Instructions Not Included

Last week it was my grandmother's birthday and she came over to the house and we had lunch. After, we went to see a movie. Instructions Not Included , or No se Aceptan Devoluciones, appears to be a cheesy comedy about a man who is forced to have to raise a child alone, after the mother leaves the little girl with the father. It reminded me of that Adam Sandler movie with Dylan and Cole Sprouse, and the IMDb ratings made me believe that it would be just as bad. BUT IT WASN'T. IMDb only had five critics’ reviews. At a glance, the 55 score that the movie got made me believe that the movie would be an awful Latino Hollywood movie, while in reality most critics liked it, and probably IMDb wouldn't put up the reviews that were in Spanish, because the majority of the film is in Spanish. 
            The first half is awful, but that's a necessary evil to set up the rest of the film. Once the mother comes back, shit starts to get real. You find yourself at the edge of your seat trying to figure out where everything started to get insane, and the cheesy comedy in the movie is all just a cruel joke to you, because the last five minutes you will cry so hard. Every cliché that you think would happen doesn't, and you find yourself spending hours after the film is over, trying to figure out what the movie was about, because the commercials advertise it as a heartwarming comedy for the whole family, when in reality it's a depressing story about a man who is facing what fear is.

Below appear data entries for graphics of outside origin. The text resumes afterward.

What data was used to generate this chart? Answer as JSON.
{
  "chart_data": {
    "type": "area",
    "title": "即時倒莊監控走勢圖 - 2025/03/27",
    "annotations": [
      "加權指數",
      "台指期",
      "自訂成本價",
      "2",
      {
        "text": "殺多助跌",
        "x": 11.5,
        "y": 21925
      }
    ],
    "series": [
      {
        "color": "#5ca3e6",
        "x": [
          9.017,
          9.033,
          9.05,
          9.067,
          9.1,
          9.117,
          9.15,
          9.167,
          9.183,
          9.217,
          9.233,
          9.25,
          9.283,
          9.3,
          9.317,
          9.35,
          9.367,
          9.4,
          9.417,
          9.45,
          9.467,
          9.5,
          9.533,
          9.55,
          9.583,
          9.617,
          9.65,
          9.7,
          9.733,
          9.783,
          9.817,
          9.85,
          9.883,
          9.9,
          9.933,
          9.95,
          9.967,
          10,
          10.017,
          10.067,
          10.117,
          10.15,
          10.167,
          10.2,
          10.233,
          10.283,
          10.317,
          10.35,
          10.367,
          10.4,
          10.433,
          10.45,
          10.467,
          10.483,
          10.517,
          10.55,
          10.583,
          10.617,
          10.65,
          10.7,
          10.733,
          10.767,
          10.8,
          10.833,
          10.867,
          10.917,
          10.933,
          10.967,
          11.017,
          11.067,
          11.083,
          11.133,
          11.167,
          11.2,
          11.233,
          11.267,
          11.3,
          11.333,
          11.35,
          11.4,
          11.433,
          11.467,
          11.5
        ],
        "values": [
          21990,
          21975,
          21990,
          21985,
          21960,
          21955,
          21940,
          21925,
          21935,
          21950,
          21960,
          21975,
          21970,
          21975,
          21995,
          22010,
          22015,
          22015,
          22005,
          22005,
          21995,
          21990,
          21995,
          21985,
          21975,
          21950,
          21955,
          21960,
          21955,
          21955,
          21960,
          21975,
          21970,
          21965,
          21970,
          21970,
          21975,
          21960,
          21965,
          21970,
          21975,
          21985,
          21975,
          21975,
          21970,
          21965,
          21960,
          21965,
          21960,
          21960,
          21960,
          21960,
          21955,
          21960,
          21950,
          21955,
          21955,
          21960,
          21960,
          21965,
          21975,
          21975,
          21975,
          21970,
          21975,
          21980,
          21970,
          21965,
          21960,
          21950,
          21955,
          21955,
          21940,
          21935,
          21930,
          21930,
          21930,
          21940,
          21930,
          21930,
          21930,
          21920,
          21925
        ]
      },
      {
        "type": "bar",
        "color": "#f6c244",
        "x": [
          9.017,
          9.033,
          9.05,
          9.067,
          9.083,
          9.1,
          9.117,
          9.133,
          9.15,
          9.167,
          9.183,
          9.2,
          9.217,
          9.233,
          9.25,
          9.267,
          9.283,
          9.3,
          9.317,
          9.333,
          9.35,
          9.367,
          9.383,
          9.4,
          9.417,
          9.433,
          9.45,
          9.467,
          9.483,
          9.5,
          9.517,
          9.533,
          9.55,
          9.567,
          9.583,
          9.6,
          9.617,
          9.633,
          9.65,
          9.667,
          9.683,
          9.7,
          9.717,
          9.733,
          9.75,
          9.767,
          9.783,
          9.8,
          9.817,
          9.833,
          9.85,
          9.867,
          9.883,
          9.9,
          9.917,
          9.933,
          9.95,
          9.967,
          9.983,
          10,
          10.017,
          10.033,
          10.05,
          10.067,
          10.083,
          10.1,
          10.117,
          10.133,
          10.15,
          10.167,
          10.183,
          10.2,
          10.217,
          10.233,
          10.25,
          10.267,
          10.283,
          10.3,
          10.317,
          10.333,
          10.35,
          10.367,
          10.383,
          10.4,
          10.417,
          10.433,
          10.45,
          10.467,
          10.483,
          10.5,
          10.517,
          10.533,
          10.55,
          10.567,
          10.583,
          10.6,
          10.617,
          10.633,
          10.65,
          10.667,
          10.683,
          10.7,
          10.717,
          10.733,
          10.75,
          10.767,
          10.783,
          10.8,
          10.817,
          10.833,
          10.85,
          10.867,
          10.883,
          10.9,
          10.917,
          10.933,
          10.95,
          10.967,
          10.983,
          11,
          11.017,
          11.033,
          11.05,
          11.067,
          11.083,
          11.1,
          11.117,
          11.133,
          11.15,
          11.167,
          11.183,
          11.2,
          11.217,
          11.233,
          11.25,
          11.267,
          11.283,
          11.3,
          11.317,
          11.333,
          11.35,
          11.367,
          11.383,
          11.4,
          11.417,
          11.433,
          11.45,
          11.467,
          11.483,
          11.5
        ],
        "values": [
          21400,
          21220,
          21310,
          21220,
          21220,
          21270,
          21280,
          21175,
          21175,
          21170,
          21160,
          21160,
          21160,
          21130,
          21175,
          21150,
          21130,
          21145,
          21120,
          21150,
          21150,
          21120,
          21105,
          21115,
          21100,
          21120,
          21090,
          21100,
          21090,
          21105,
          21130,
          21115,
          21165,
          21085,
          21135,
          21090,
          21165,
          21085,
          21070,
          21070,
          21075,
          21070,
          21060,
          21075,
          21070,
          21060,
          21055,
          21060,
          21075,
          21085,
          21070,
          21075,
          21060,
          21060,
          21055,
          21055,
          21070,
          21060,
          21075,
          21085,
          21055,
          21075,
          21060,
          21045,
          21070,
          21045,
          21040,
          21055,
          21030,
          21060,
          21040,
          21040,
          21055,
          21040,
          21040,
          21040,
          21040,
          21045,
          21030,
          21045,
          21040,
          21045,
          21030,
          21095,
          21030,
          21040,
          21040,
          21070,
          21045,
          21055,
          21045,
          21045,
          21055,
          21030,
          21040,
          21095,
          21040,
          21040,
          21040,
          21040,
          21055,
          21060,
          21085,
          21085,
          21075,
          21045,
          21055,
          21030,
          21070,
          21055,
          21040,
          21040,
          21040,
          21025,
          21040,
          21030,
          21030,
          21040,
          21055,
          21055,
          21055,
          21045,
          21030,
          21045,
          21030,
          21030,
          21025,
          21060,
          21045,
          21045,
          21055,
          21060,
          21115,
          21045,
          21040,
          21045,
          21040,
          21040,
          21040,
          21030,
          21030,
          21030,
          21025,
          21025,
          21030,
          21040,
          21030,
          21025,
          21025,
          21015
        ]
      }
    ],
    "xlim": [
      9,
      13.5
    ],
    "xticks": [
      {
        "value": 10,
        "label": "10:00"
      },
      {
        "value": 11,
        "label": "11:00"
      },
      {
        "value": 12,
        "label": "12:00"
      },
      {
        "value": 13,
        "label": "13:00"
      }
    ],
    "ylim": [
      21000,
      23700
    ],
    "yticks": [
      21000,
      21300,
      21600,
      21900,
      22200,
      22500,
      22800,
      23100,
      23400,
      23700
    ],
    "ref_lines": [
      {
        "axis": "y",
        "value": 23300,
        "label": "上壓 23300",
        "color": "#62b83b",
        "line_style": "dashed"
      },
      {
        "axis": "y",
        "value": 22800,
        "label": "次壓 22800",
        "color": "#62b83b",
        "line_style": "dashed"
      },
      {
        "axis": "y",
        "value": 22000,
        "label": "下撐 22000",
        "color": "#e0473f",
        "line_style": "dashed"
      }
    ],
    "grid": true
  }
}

            The director and co-writer of the film is a Mexican comedian named Eugenio Derbez. He is a very well known actor in Latin America, and this was his first venture into directing, and you can see that in his film, but you overlook tiny errors when you're left in tears. I know him from a film we watched in Spanish class, Under the Same Moon, where he moved away from comedy to try serious acting. He wasn't bad, though that movie wasn't good. He best known in Latin America for his television show La Familia P. Luche which ran for a decade.
            My advise to anyone who finds themselves watching Instructions Not Included is to stay until the end. You might want to kill yourself in the first half an hour, but it'll be worth once you see the end. Derbez knew exactly what is and isn't cliché because he has been in some awful films, like Jack and Jill, but he is smart enough to know how to make that cliché into something so original that you feel bad for ever calling his film cliché.